= Speakerphone =

Telephone loudspeaker

A speakerphone is a telephone with a microphone and loudspeaker provided separately from those in the handset. This device allows multiple persons to participate in a conversation. The loudspeaker broadcasts the voice or voices of those on the other end of the telephone line, while the microphone captures all voices of those using the speakerphone. The term speakerphone is also sometimes used for loudspeaker, as in "put it on speakerphone".

Many telephones have an integrated speakerphone function which can be activated by pushing a single button. This button transfers the sound input and output from the handset to the ambient microphone and loudspeaker. Devices designed specifically for speakerphone use often have multiple microphone inputs arranged radially around the device to maximize sound input, such as may occur around a conference table. The most sophisticated units allow the connection of additional satellite microphones that can be placed some distance from the main unit.

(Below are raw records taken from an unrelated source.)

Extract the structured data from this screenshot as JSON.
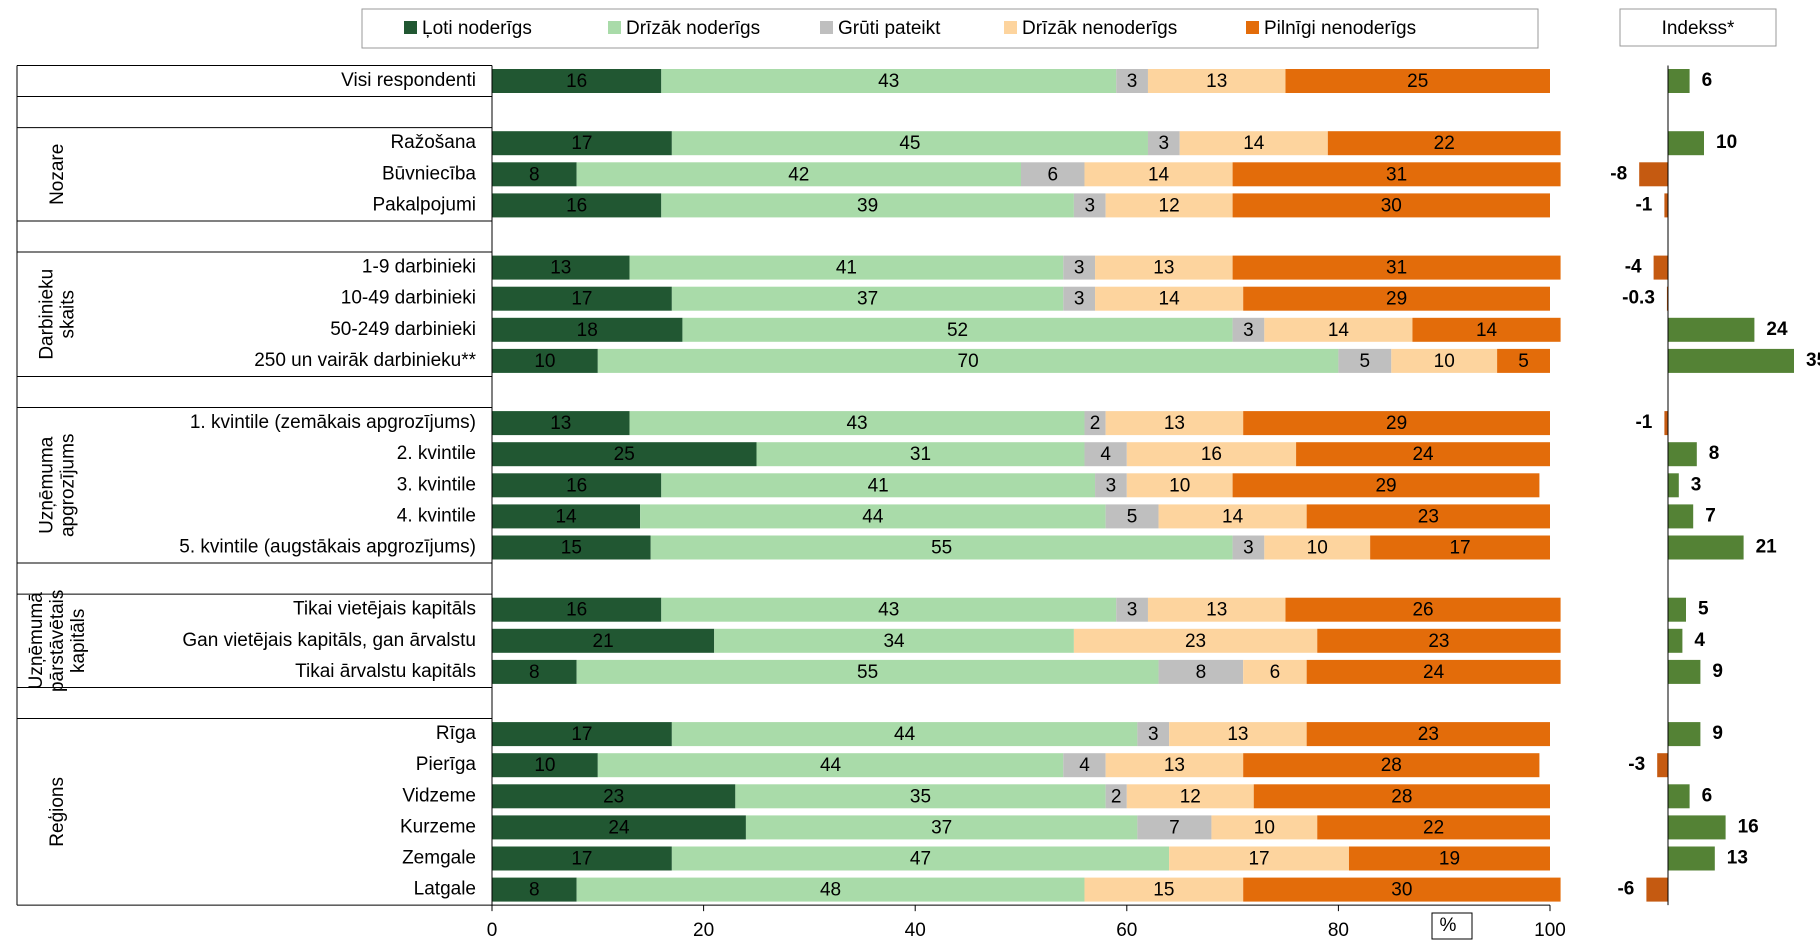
{
  "chart_data": {
    "type": "stacked_bar",
    "groups": [
      {
        "name": null,
        "categories": [
          "Visi respondenti"
        ]
      },
      {
        "name": [
          "Nozare"
        ],
        "categories": [
          "Ražošana",
          "Būvniecība",
          "Pakalpojumi"
        ]
      },
      {
        "name": [
          "Darbinieku",
          "skaits"
        ],
        "categories": [
          "1-9 darbinieki",
          "10-49 darbinieki",
          "50-249 darbinieki",
          "250 un vairāk darbinieku**"
        ]
      },
      {
        "name": [
          "Uzņēmuma",
          "apgrozījums"
        ],
        "categories": [
          "1. kvintile (zemākais apgrozījums)",
          "2. kvintile",
          "3. kvintile",
          "4. kvintile",
          "5. kvintile (augstākais apgrozījums)"
        ]
      },
      {
        "name": [
          "Uzņēmumā",
          "pārstāvētais",
          "kapitāls"
        ],
        "categories": [
          "Tikai vietējais kapitāls",
          "Gan vietējais kapitāls, gan ārvalstu",
          "Tikai ārvalstu kapitāls"
        ]
      },
      {
        "name": [
          "Reģions"
        ],
        "categories": [
          "Rīga",
          "Pierīga",
          "Vidzeme",
          "Kurzeme",
          "Zemgale",
          "Latgale"
        ]
      }
    ],
    "series": [
      {
        "name": "Ļoti noderīgs",
        "color": "#215732",
        "label_color": "#ffffff",
        "values": [
          16,
          17,
          8,
          16,
          13,
          17,
          18,
          10,
          13,
          25,
          16,
          14,
          15,
          16,
          21,
          8,
          17,
          10,
          23,
          24,
          17,
          8
        ]
      },
      {
        "name": "Drīzāk noderīgs",
        "color": "#a9dba9",
        "label_color": "#000000",
        "values": [
          43,
          45,
          42,
          39,
          41,
          37,
          52,
          70,
          43,
          31,
          41,
          44,
          55,
          43,
          34,
          55,
          44,
          44,
          35,
          37,
          47,
          48
        ]
      },
      {
        "name": "Grūti pateikt",
        "color": "#bfbfbf",
        "label_color": "#000000",
        "values": [
          3,
          3,
          6,
          3,
          3,
          3,
          3,
          5,
          2,
          4,
          3,
          5,
          3,
          3,
          null,
          8,
          3,
          4,
          2,
          7,
          null,
          null
        ]
      },
      {
        "name": "Drīzāk nenoderīgs",
        "color": "#fdd49e",
        "label_color": "#000000",
        "values": [
          13,
          14,
          14,
          12,
          13,
          14,
          14,
          10,
          13,
          16,
          10,
          14,
          10,
          13,
          23,
          6,
          13,
          13,
          12,
          10,
          17,
          15
        ]
      },
      {
        "name": "Pilnīgi nenoderīgs",
        "color": "#e36c0a",
        "label_color": "#ffffff",
        "values": [
          25,
          22,
          31,
          30,
          31,
          29,
          14,
          5,
          29,
          24,
          29,
          23,
          17,
          26,
          23,
          24,
          23,
          28,
          28,
          22,
          19,
          30
        ]
      }
    ],
    "xlim": [
      0,
      100
    ],
    "xticks": [
      0,
      20,
      40,
      60,
      80,
      100
    ],
    "xlabel": "%",
    "index": {
      "title": "Indekss*",
      "values": [
        6,
        10,
        -8,
        -1,
        -4,
        -0.3,
        24,
        35,
        -1,
        8,
        3,
        7,
        21,
        5,
        4,
        9,
        9,
        -3,
        6,
        16,
        13,
        -6
      ],
      "xlim": [
        -10,
        40
      ],
      "color_positive": "#548235",
      "color_negative": "#c55a11"
    }
  }
}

==Types of speakerphones==
Speakerphones may be broadly divided into two classes of Duplex:
- Half-duplex
- Full-duplex

Half-duplex speakerphones allow sound to travel only in one direction at a time, either: 1) into the speakerphone from the telephone line and out of its internal speaker to its user, or 2) from its user, into the microphone, and out through the telephone line. While the users of the speakerphone are speaking, the phone only transmits sound to the telephone line; its internal speaker is cut off and no sound arriving from the telephone line can be heard by the user. While the user of the speakerphone is quiet, the speakerphone only receives sound from the telephone line and its internal speaker broadcasts that sound to its user. There is a very definite, noticeable switching action each time the phone "changes directions" and a cough or other transient noise in the room may interrupt incoming sound from the far end of the telephone connection.

Full-duplex speakerphones are able to transmit and receive simultaneously and there is no discernible change of transmission direction. These phones are much more complicated and often employ sophisticated digital signal processing algorithms to sort out the incoming sound and the sound in the room for echo cancellation. Their cost is also higher than for a half-duplex speakerphone.

==Speakerphone setup==
Many modern speakerphones must first be calibrated to the acoustic characteristics of the room in which they will be used. During this calibration phase, they may make a variety of noises including ascending tones or chiming sounds. This calibration may be automatic or manually invoked by the user, and it may need to be repeated if the speakerphone is relocated within the room. A failure to be properly calibrated can be indicated by the occurrence of echoing, ringing sounds, or feedback.

==Handset vs. base speakerphone==
Many cordless telephones have a handset speakerphone as well as a base speakerphone. The handset speakerphone allows hands free conversations away from the base unit. The base speakerphone is located in the base unit. The user must be at the base unit, but still gets the added benefits of having hands free conversations. Most base speakerphones have a secondary keypad for dialing calls on the base unit.